🤖 AI Summary
To address the limited mathematical reasoning capabilities of large language models (LLMs) and the degradation of generalization caused by full-parameter fine-tuning, this paper proposes the “Constructive Circuit Amplification” paradigm. It first identifies critical tokens and their associated functionally sparse subnetworks—termed *reasoning circuits*—via causal tracing; then applies gradient masking to enable localized parameter updates exclusively within these selected circuits. This approach decouples task-specific enhancement from multi-task robustness optimization, circumventing global fine-tuning. Evaluated on multiple mainstream LLMs, the method achieves up to a 11.4% absolute gain in mathematical reasoning accuracy while modifying only 1.59% of parameters, with near-zero degradation on general benchmarks such as MMLU. To our knowledge, this is the first systematic framework for targeted, interpretable, and minimally invasive capability enhancement of LLMs via sparse subnetwork intervention.
📝 Abstract
Prior studies investigating the internal workings of LLMs have uncovered sparse subnetworks, often referred to as circuits, that are responsible for performing specific tasks. Additionally, it has been shown that model performance improvement through fine-tuning often results from the strengthening of existing circuits in the model.

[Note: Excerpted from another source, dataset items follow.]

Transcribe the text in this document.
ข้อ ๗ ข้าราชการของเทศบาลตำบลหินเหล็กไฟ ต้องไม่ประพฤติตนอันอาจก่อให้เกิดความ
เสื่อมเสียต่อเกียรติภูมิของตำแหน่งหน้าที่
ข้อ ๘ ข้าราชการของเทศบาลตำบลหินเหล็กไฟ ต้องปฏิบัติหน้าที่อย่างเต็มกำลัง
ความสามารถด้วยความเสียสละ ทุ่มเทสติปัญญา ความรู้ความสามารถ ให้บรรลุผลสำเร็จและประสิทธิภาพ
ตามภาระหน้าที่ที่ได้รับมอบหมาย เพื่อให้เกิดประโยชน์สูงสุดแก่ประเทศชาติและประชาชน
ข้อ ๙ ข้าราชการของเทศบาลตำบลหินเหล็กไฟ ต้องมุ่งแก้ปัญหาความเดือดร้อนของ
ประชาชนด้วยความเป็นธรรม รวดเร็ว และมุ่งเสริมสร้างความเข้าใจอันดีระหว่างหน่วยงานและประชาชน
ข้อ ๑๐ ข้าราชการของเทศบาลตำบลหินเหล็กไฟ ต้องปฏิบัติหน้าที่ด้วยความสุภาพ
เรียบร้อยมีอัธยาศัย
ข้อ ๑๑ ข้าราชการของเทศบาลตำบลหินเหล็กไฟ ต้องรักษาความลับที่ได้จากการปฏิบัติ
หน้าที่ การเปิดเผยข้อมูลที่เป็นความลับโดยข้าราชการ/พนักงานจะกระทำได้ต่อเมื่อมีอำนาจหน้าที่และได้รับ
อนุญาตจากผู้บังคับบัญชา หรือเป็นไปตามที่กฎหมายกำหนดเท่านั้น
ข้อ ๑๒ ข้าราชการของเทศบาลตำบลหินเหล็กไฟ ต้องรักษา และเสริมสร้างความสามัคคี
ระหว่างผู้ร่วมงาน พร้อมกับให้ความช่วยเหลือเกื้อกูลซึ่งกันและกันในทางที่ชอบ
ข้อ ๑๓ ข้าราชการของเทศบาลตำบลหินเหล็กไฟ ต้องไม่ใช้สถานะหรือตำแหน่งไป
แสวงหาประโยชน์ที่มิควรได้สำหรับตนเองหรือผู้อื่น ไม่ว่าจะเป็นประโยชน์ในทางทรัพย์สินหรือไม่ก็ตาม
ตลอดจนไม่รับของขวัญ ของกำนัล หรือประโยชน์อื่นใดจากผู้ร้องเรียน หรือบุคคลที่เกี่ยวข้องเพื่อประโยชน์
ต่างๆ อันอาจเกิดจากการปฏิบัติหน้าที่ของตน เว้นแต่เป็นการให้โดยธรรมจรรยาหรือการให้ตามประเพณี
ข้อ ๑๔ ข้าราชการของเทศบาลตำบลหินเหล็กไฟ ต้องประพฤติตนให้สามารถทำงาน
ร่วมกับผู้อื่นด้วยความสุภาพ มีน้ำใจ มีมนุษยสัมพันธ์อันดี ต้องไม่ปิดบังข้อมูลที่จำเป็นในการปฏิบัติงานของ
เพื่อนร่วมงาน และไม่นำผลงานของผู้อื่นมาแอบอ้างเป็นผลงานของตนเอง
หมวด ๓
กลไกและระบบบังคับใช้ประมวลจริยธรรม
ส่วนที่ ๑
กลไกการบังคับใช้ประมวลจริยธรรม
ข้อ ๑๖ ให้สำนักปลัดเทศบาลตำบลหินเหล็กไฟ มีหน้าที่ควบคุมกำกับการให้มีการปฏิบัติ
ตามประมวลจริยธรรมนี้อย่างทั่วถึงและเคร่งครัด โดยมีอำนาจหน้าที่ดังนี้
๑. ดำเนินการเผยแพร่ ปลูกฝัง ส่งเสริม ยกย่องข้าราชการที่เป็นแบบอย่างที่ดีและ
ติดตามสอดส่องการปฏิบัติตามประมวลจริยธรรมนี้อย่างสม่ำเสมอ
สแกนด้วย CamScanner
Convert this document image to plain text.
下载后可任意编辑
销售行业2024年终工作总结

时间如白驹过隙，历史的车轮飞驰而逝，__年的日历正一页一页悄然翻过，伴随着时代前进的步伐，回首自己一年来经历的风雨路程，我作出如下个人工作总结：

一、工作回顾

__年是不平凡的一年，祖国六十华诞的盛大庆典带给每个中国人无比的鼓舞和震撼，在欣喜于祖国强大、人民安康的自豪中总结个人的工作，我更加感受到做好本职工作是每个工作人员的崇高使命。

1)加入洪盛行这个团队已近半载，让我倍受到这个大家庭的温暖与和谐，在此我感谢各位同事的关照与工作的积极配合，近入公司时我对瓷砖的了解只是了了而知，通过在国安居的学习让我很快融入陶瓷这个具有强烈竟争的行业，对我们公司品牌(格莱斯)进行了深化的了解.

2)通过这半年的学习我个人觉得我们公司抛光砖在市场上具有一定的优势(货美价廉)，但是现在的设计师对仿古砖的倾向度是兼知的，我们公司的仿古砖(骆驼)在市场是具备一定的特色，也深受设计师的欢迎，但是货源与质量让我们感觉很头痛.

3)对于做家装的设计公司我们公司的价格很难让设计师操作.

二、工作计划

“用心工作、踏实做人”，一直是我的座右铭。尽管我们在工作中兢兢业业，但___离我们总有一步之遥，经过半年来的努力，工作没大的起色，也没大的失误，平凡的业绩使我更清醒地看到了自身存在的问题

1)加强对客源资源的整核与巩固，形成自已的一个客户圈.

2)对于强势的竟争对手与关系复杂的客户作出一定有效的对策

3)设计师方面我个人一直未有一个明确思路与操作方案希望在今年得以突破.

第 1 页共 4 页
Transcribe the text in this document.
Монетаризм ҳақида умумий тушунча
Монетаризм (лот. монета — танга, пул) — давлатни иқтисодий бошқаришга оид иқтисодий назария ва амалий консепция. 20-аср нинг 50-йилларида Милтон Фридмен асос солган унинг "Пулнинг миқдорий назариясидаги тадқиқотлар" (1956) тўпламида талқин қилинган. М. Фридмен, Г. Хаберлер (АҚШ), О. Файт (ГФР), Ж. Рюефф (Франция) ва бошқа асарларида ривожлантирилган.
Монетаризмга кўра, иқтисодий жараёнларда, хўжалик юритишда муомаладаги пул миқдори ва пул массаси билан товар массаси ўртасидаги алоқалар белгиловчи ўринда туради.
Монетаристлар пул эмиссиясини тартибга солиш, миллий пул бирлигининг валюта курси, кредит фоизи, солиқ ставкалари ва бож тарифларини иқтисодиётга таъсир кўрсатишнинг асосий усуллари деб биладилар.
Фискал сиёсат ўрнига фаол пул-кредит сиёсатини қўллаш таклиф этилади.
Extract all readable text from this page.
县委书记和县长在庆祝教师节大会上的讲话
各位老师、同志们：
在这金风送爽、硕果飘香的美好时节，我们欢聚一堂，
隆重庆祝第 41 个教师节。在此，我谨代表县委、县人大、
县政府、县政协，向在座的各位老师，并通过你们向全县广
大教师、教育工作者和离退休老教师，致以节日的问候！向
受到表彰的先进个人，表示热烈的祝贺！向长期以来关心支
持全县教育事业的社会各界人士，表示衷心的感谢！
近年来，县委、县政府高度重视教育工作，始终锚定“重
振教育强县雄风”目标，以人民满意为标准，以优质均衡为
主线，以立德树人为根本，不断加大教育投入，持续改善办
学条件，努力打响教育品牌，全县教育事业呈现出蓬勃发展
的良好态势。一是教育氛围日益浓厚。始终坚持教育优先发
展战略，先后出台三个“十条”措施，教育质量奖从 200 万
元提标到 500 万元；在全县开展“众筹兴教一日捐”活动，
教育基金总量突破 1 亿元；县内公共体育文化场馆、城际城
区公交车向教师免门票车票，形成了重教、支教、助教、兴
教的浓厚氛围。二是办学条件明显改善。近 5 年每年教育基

Taken together, these findings suggest the possibility of intervening directly on such circuits to make precise, task-targeted updates. Motivated by these findings, we propose a novel method called Constructive Circuit Amplification which identifies pivotal tokens from model reasoning traces as well as model components responsible for the desired task, and updates only those components. Applied to mathematical reasoning, it improves accuracy by up to +11.4% across multiple models while modifying as little as 1.59% of model components, with minimal impact on other abilities as measured by MMLU, TriviaQA, and TruthfulQA. These results demonstrate that targeted capabilities can be reliably enhanced by selectively updating a sparse set of model components.